All six x-variables were candidates for the final model. The procedure took two forward steps and then stopped. The variables in the model at that point are left foot length and left forearm length. The left foot length variable was selected first (in Step 1), and then the left forearm length was added to the model. The procedure stopped because no other variables could enter at a significant level. Notice that the significance level used for entering variables was 0.15. Thus, after Step 2 there were no more x-variables for which the p-value would be less than 0.15.

It is also possible to have Minitab work backward from a model with all the predictors included and only consider steps in which the least significant predictor is removed. Output for this backward elimination procedure is given below.

Backward Elimination of Terms

Candidate terms: LeftArm, LeftFoot, LeftHand, headCirc, nose, Gender

Terms -----Step 1----- -----Step 2----- -----Step 3----- -----Step 4----- -----Step 5-----
Coef P Coef P Coef P Coef P Coef P
Constant 2.1   19.7   16.60   21.25   21.86  
LeftArm 0.762 0.000 0.751 0.000 0.760 0.000 0.766 0.000 0.796 0.000
LeftFoot 0.912 0.000 0.915 0.000 0.961 0.000 1.003 0.000 1.023 0.000
LeftHand 0.191 0.510 0.198 0.490 0.248 0.332 0.225 0.370    
HeadCirc 0.076 0.639 0.081 0.611 0.100 0.505        
nose -0.230 0.654                
Gender -0.55 0.632 -0.43 0.696            
 
S   2.20115   2.18317   2.16464   2.15296   2.14916
R-sq   77.95%   77.86%   77.79%   77.59%   77.23%
R-sq(adj)   75.19%   75.60%   76.01%   76.27%   76.35%
R-sq(pred)   70.58%   71.34%   72.20%   73.27%   73.65%
Mallows' Cp   7.00   5.20   3.36   1.79   0.57

\(\alpha\) to remove 0.1

The procedure took five steps (counting Step 1 as the estimation of a model with all variables included). At each subsequent step, the weakest variable is eliminated until all variables in the model are significant (at the default 0.10 level). At a particular step, you can see which variable was eliminated by the new blank spot in the display (compared to the previous step). For instance, from Step 1 to Step 2, the nose length variable was dropped (it had the highest p-value.) Then, from Step 2 to Step 3, the gender variable was dropped, and so on.

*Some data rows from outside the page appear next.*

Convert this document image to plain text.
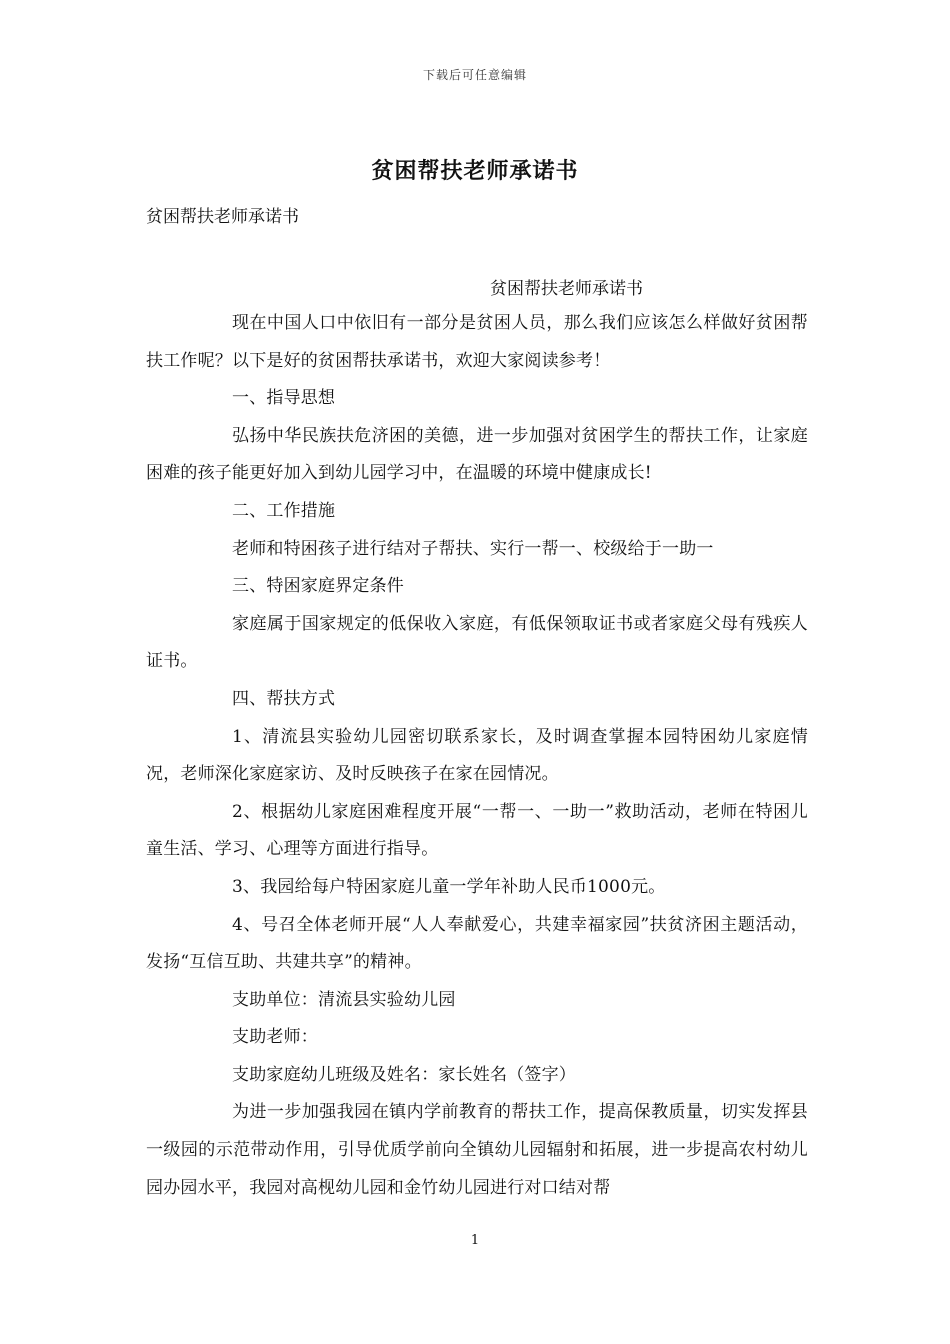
下载后可任意编辑
贫困帮扶老师承诺书
贫困帮扶老师承诺书
贫困帮扶老师承诺书

现在中国人口中依旧有一部分是贫困人员，那么我们应该怎么样做好贫困帮扶工作呢？以下是好的贫困帮扶承诺书，欢迎大家阅读参考！

一、指导思想

弘扬中华民族扶危济困的美德，进一步加强对贫困学生的帮扶工作，让家庭困难的孩子能更好加入到幼儿园学习中，在温暖的环境中健康成长!

二、工作措施

老师和特困孩子进行结对子帮扶、实行一帮一、校级给于一助一

三、特困家庭界定条件

家庭属于国家规定的低保收入家庭，有低保领取证书或者家庭父母有残疾人证书。

四、帮扶方式

1、清流县实验幼儿园密切联系家长，及时调查掌握本园特困幼儿家庭情况，老师深化家庭家访、及时反映孩子在家在园情况。

2、根据幼儿家庭困难程度开展“一帮一、一助一”救助活动，老师在特困儿童生活、学习、心理等方面进行指导。

3、我园给每户特困家庭儿童一学年补助人民币1000元。

4、号召全体老师开展“人人奉献爱心，共建幸福家园”扶贫济困主题活动，发扬“互信互助、共建共享”的精神。

支助单位：清流县实验幼儿园

支助老师：

支助家庭幼儿班级及姓名：家长姓名（签字）

为进一步加强我园在镇内学前教育的帮扶工作，提高保教质量，切实发挥县一级园的示范带动作用，引导优质学前向全镇幼儿园辐射和拓展，进一步提高农村幼儿园办园水平，我园对高枧幼儿园和金竹幼儿园进行对口结对帮

1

The stopping point for the backward elimination procedure gave the same model as the stepwise procedure did, with left forearm length and left foot length as the only two x-variables in the model. It will not always necessarily be the case that the two methods used here will arrive at the same model.

Finally, it is also possible to have Minitab work forwards from a base model with no predictors included and only consider steps in which the most significant predictor is added. We leave it as an exercise to see how this forward selection procedure works for this dataset (you can probably guess given the results of the Stepwise procedure above).